First of all, I would like to mention that I don't know much about Fortran, but I have to compile a program written in it with the Intel compiler. In the source code there is a definiton:

INTEGER *8 mask

and later in the code the assignment:

mask = 15815322240

When I try to compile the code with the command line:

ifc -c -O2 code.f

I get the error:

mask = 15815322240
^
Error 18 at (:code.f> : invalid integer constant

I replaced the assignment with:

mask = Z'3AEAAAA80'

and now the program compiles correctly (The hexadecimal equivalent of 15815322240 is 3AEAAAA80).My questions are:

1) Is the change I made correct?
2) If it is correct, why does it compile in one case and doesn't in the other?
3) I noticed that the above value needs 5 bytes to be saved. How many bytes are allocated for an INTEGER *8 on an IA-32 system?

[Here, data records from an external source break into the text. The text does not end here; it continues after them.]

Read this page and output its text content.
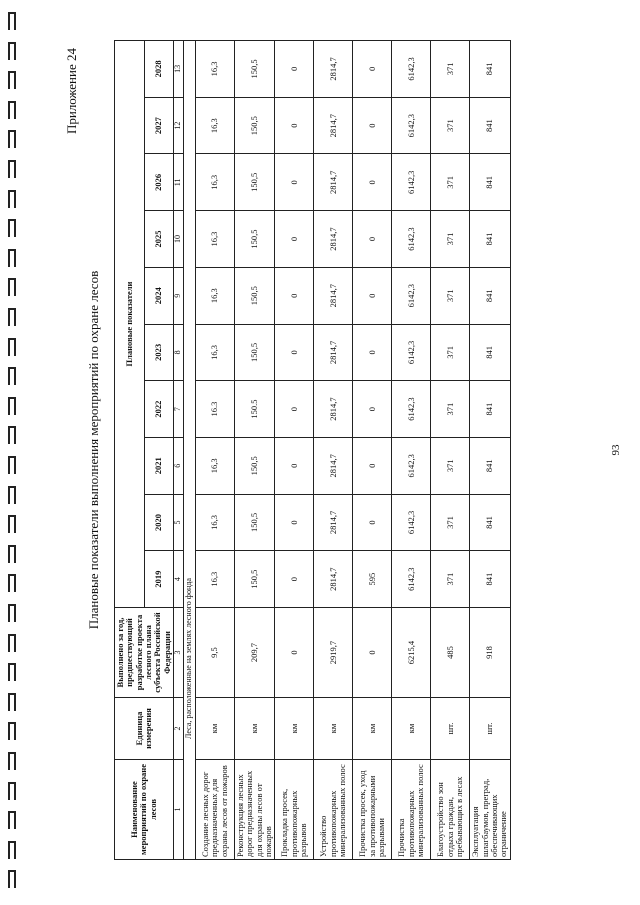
Приложение 24
Плановые показатели выполнения мероприятий по охране лесов
Наименование мероприятий по охране лесов	Единица измерения	Выполнено за год, предшествующий разработке проекта лесного плана субъекта Российской Федерации	Плановые показатели									
			2019	2020	2021	2022	2023	2024	2025	2026	2027	2028
1	2	3	4	5	6	7	8	9	10	11	12	13
Леса, расположенные на землях лесного фонда												
Создание лесных дорог предназначенных для охраны лесов от пожаров	км	9,5	16,3	16,3	16,3	16.3	16,3	16,3	16,3	16,3	16,3	16,3
Реконструкция лесных дорог предназначенных для охраны лесов от пожаров	км	209,7	150,5	150,5	150,5	150.5	150,5	150,5	150,5	150,5	150,5	150,5
Прокладка просек, противопожарных разрывов	км	0	0	0	0	0	0	0	0	0	0	0
Устройство противопожарных минерализованных полос	км	2919,7	2814,7	2814,7	2814,7	2814,7	2814,7	2814,7	2814,7	2814,7	2814,7	2814,7
Прочистка просек, уход за противопожарными разрывами	км	0	595	0	0	0	0	0	0	0	0	0
Прочистка противопожарных минерализованных полос	км	6215,4	6142,3	6142,3	6142,3	6142,3	6142,3	6142,3	6142,3	6142,3	6142,3	6142,3
Благоустройство зон отдыха граждан, пребывающих в лесах	шт.	485	371	371	371	371	371	371	371	371	371	371
Эксплуатация шлагбаумов, преград, обеспечивающих ограничение	шт.	918	841	841	841	841	841	841	841	841	841	841
93
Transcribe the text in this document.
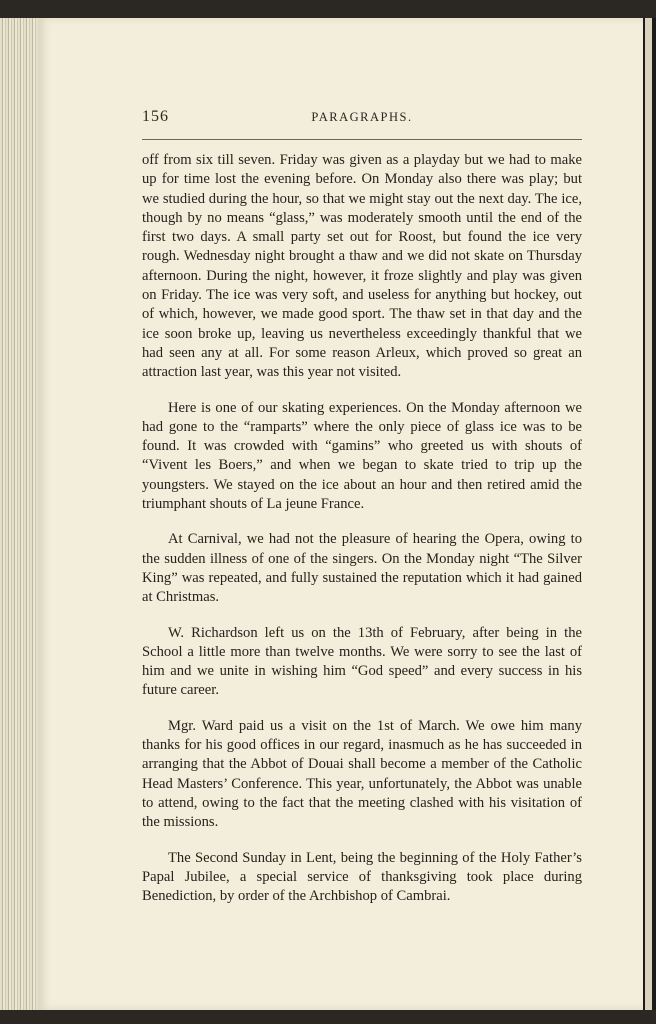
156	PARAGRAPHS.

off from six till seven. Friday was given as a playday but we had to make up for time lost the evening before. On Monday also there was play; but we studied during the hour, so that we might stay out the next day. The ice, though by no means “glass,” was moderately smooth until the end of the first two days. A small party set out for Roost, but found the ice very rough. Wednesday night brought a thaw and we did not skate on Thursday afternoon. During the night, however, it froze slightly and play was given on Friday. The ice was very soft, and useless for anything but hockey, out of which, however, we made good sport. The thaw set in that day and the ice soon broke up, leaving us nevertheless exceedingly thankful that we had seen any at all. For some reason Arleux, which proved so great an attraction last year, was this year not visited.

Here is one of our skating experiences. On the Monday afternoon we had gone to the “ramparts” where the only piece of glass ice was to be found. It was crowded with “gamins” who greeted us with shouts of “Vivent les Boers,” and when we began to skate tried to trip up the youngsters. We stayed on the ice about an hour and then retired amid the triumphant shouts of La jeune France.

At Carnival, we had not the pleasure of hearing the Opera, owing to the sudden illness of one of the singers. On the Monday night “The Silver King” was repeated, and fully sustained the reputation which it had gained at Christmas.

W. Richardson left us on the 13th of February, after being in the School a little more than twelve months. We were sorry to see the last of him and we unite in wishing him “God speed” and every success in his future career.

Mgr. Ward paid us a visit on the 1st of March. We owe him many thanks for his good offices in our regard, inasmuch as he has succeeded in arranging that the Abbot of Douai shall become a member of the Catholic Head Masters’ Conference. This year, unfortunately, the Abbot was unable to attend, owing to the fact that the meeting clashed with his visitation of the missions.

The Second Sunday in Lent, being the beginning of the Holy Father’s Papal Jubilee, a special service of thanksgiving took place during Benediction, by order of the Archbishop of Cambrai.
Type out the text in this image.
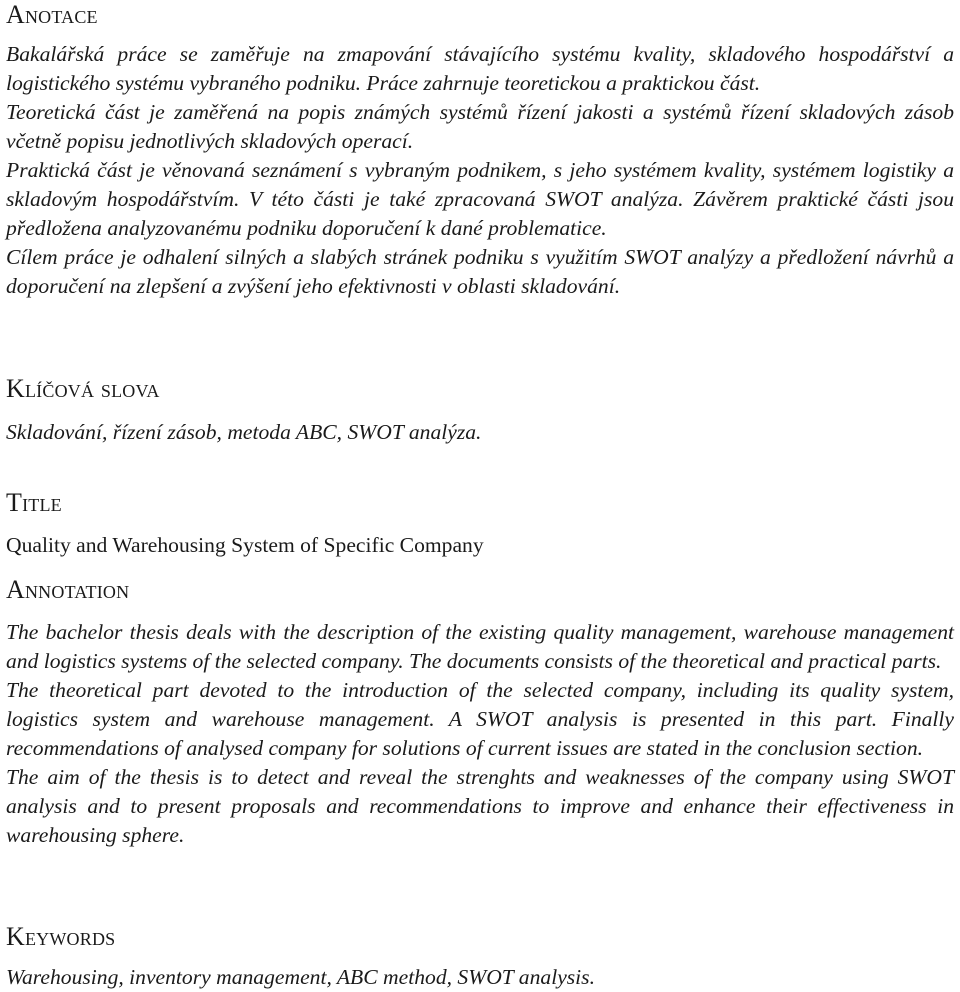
Anotace

Bakalářská práce se zaměřuje na zmapování stávajícího systému kvality, skladového hospodářství a logistického systému vybraného podniku. Práce zahrnuje teoretickou a praktickou část.

Teoretická část je zaměřená na popis známých systémů řízení jakosti a systémů řízení skladových zásob včetně popisu jednotlivých skladových operací.

Praktická část je věnovaná seznámení s vybraným podnikem, s jeho systémem kvality, systémem logistiky a skladovým hospodářstvím. V této části je také zpracovaná SWOT analýza. Závěrem praktické části jsou předložena analyzovanému podniku doporučení k dané problematice.

Cílem práce je odhalení silných a slabých stránek podniku s využitím SWOT analýzy a předložení návrhů a doporučení na zlepšení a zvýšení jeho efektivnosti v oblasti skladování.

Klíčová slova

Skladování, řízení zásob, metoda ABC, SWOT analýza.

Title

Quality and Warehousing System of Specific Company

Annotation

The bachelor thesis deals with the description of the existing quality management, warehouse management and logistics systems of the selected company. The documents consists of the theoretical and practical parts.

The theoretical part devoted to the introduction of the selected company, including its quality system, logistics system and warehouse management. A SWOT analysis is presented in this part. Finally recommendations of analysed company for solutions of current issues are stated in the conclusion section.

The aim of the thesis is to detect and reveal the strenghts and weaknesses of the company using SWOT analysis and to present proposals and recommendations to improve and enhance their effectiveness in warehousing sphere.

Keywords

Warehousing, inventory management, ABC method, SWOT analysis.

Executing an ifc -V gives:
Intel Fortran Compiler for 32-bit applications, Version 7.1 Build 20030922Z
Copyright (C) 1985-2003 Intel Corporation. All rights reserved.
FOR NON-COMMERCIAL USE ONLY

GNU ld version 2.14.90.0.4 20030523
Supported emulations:
elf_i386
i386linux

Thank you in advance for your help.

TimP · ‎10-08-2003

Your untyped integer constant is a default integer, thus it must fit in 4 bytes with the Intel compilers. INTEGER*8 is a non-standard but well entrenched notation for an integer stored in 8 bytes.
Ideally, you would use the standard (since f90) notation such as
INTEGER,PARAMETER :: LONG = SELECTED_INT_KIND(11)
! integer kind big enough for 11 decimal digits
INTEGER(LONG) :: mask
mask = 15815322240_LONG

With the Intel compilers, the value of LONG happens to be 8, but assuming that makes your code non-portable.